Lopez moves quickly because she might be late for class. At age 59, she’s a senior studying psychology at the USC Dornsife College of Letters, Arts and Sciences. “I can’t believe I’ve done what I’ve done,” says Lopez, a Hawthorne resident. “It’s surreal.”

Education was always a priority in the Lopez household. Even though she never finished high school, she home-schooled her eight children for the bulk of their childhoods, later doing whatever she could to get them into elite private and public high schools — including volunteering at their schools — between a job at the craft store Michael’s and gigs cleaning homes. Many went on to four-year universities, including the University of California, San Diego, and the University of California, Berkeley.

But now, she’s the college student, thanks to the encouragement of her daughters—and a life-changing tragedy.
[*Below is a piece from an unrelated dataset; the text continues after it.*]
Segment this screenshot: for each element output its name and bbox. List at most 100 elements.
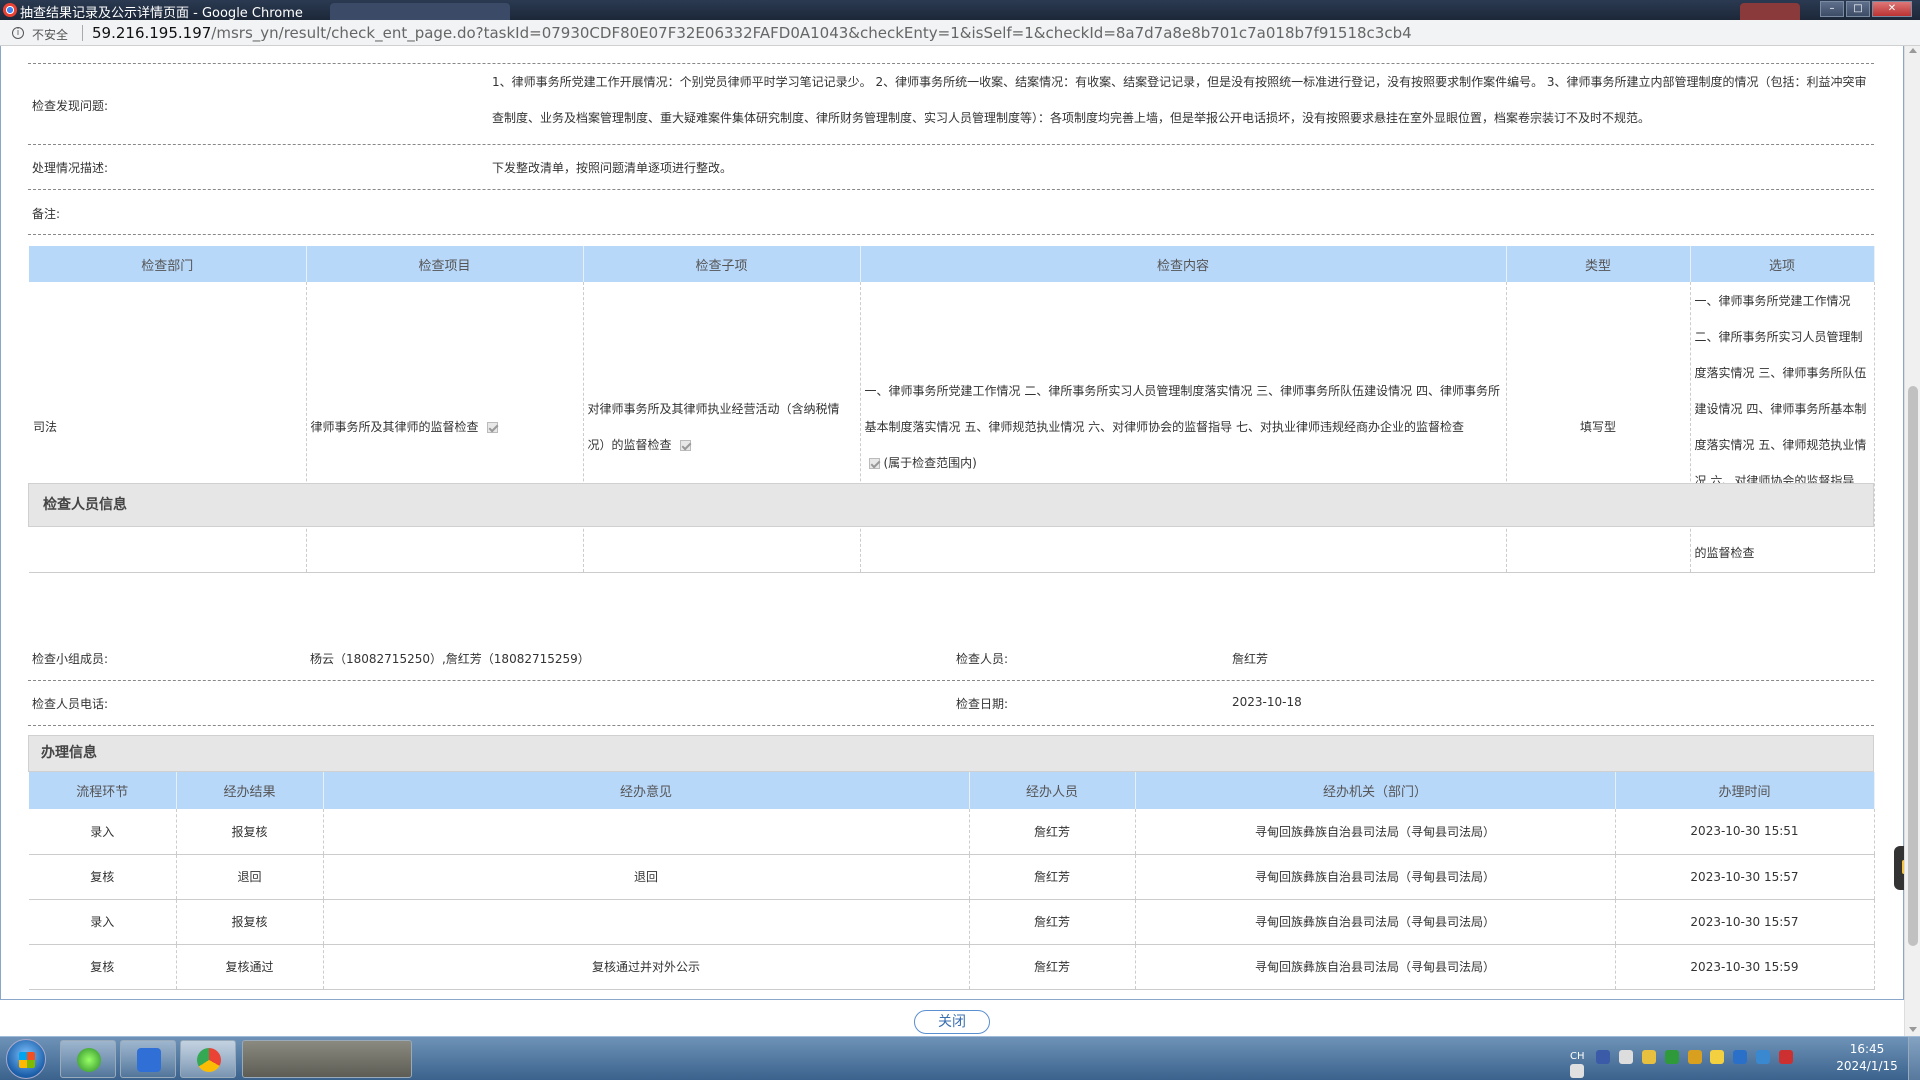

Her daughter Milanca had a son at age 16 yet went on to graduate from UC Berkeley. She was about to start graduate school at UCLA when she and her 6-year old boy were killed in a car accident. Milanca had encouraged her mom to chase her dream of higher education. “I found a message on Facebook. She said, ‘It’s your turn,’” Lopez says. “I never responded to her. It made me so sad. Here she was, encouraging me.”

Then when her daughter Emma told her she was enrolling in community college, Lopez realized it was time to see her own education through. “I felt it was my daughter [Milanca] urging me on,” she says. “That it was my turn. That I could do this.”
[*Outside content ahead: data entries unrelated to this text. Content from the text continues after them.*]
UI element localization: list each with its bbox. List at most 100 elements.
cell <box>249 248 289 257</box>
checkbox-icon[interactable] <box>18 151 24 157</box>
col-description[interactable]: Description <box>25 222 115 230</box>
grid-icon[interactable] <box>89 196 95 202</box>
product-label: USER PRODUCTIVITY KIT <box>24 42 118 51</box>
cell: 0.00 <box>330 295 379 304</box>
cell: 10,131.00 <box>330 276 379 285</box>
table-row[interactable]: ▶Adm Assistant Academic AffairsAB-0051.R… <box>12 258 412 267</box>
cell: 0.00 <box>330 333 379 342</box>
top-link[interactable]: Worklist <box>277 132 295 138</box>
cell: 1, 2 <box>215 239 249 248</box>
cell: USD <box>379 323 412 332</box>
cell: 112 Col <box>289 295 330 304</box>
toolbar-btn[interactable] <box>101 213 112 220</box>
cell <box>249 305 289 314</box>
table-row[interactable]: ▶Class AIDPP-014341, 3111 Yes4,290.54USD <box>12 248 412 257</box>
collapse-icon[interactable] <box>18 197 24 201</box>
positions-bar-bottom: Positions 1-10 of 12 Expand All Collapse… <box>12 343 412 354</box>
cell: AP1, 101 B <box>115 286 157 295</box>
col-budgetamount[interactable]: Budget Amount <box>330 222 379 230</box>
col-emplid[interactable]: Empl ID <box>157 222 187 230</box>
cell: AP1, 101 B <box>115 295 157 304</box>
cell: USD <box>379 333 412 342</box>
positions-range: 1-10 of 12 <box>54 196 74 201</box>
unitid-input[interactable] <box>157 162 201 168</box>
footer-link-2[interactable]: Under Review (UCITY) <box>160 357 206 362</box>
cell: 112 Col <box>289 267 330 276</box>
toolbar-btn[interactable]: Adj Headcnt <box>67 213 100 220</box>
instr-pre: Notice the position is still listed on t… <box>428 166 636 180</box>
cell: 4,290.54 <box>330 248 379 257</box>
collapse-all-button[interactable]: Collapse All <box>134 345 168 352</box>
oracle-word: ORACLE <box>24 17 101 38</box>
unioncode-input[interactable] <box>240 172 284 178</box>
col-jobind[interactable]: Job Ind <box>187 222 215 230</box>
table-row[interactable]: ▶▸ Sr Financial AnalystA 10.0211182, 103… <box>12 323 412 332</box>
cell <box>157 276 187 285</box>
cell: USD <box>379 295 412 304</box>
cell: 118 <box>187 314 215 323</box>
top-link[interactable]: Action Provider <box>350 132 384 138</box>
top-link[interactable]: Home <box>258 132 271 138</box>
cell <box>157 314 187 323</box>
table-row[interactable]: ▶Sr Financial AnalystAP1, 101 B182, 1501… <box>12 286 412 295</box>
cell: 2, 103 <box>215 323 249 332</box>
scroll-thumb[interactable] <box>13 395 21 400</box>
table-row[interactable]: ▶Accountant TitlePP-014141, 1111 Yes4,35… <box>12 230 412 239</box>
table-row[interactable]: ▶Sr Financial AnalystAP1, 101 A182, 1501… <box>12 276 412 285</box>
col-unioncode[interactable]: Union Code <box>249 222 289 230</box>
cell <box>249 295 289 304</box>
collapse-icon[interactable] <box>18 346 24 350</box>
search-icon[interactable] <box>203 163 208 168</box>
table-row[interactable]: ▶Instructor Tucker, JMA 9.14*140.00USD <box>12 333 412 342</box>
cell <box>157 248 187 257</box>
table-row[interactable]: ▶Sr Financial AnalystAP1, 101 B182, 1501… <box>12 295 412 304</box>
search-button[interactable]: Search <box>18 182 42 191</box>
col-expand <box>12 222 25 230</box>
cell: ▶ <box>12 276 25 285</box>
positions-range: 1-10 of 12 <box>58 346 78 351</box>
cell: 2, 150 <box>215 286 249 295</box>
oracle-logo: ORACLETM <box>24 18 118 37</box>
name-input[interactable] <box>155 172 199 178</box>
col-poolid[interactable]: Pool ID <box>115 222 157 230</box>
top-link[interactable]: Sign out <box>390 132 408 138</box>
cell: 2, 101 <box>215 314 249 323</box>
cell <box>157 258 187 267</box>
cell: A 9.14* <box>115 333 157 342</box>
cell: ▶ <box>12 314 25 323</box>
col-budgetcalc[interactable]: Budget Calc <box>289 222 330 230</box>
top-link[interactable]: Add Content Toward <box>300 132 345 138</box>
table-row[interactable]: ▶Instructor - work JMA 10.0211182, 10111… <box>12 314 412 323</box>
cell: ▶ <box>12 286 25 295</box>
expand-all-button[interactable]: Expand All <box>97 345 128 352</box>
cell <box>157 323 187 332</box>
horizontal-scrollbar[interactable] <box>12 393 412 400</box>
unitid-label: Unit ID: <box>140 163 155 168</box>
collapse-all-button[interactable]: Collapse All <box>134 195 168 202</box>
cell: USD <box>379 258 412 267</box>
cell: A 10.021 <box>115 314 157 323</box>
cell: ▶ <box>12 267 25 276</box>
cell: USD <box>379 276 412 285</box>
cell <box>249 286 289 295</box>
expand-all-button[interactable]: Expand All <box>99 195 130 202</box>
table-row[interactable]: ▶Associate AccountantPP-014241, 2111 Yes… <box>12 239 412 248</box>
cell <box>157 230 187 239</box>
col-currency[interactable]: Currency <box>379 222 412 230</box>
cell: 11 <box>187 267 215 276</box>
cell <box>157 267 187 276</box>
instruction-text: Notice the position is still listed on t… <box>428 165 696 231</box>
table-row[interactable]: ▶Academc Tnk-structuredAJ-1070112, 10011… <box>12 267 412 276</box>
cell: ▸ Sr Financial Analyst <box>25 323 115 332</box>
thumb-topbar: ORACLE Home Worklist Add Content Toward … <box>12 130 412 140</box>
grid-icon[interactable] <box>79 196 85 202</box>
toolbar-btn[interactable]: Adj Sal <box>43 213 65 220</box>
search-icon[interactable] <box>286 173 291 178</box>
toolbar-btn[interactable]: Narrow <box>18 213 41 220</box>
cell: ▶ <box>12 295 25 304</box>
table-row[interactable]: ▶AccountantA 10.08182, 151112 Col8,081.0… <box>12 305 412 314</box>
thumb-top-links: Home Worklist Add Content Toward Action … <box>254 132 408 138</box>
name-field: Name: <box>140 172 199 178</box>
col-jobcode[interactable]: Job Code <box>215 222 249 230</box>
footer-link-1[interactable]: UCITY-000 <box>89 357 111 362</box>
Lopez enrolled at Santa Monica College, where she experimented with everything from poetry readings to creative writing. The experience served as a springboard: She not only was accepted as a transfer to USC, which gave her a partial scholarship, but also to Columbia University, UCLA and UC Berkeley. She wants to be a counselor for young people from marginalized communities and is considering a master’s degree.

“This is a dream,” she says of going to USC. Her first year was tough, but her grades put her on the dean’s list and she joined the honors psychology program.
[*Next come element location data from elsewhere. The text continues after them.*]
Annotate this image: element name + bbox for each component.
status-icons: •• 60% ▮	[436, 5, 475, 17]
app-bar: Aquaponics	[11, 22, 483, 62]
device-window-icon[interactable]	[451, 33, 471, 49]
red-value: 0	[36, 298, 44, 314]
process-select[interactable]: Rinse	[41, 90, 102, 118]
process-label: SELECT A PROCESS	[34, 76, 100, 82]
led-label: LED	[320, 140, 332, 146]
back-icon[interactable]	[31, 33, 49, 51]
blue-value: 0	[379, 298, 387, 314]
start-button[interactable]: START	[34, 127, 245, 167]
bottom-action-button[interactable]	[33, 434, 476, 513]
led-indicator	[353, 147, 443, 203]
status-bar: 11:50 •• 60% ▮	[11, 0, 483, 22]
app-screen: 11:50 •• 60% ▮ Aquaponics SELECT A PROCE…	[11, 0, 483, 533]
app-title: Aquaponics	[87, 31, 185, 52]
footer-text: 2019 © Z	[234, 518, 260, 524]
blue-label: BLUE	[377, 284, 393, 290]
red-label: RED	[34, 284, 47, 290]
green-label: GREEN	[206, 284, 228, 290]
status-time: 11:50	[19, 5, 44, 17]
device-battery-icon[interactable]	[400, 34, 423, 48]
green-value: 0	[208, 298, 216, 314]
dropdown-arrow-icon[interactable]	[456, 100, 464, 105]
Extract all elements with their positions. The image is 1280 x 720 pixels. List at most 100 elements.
When her first kids graduated from college, she made T-shirts and flower leis for them. Then when she graduated in 2018 from Santa Monica College, she looked out into the crowd for her family — and they had made their own T-shirts to recognize her. She laughed. And they stacked her neck with leis — made from candy, money and flowers — so high that she could barely see.

She knows that this spring, her family will be there to root for her again. It’s her time.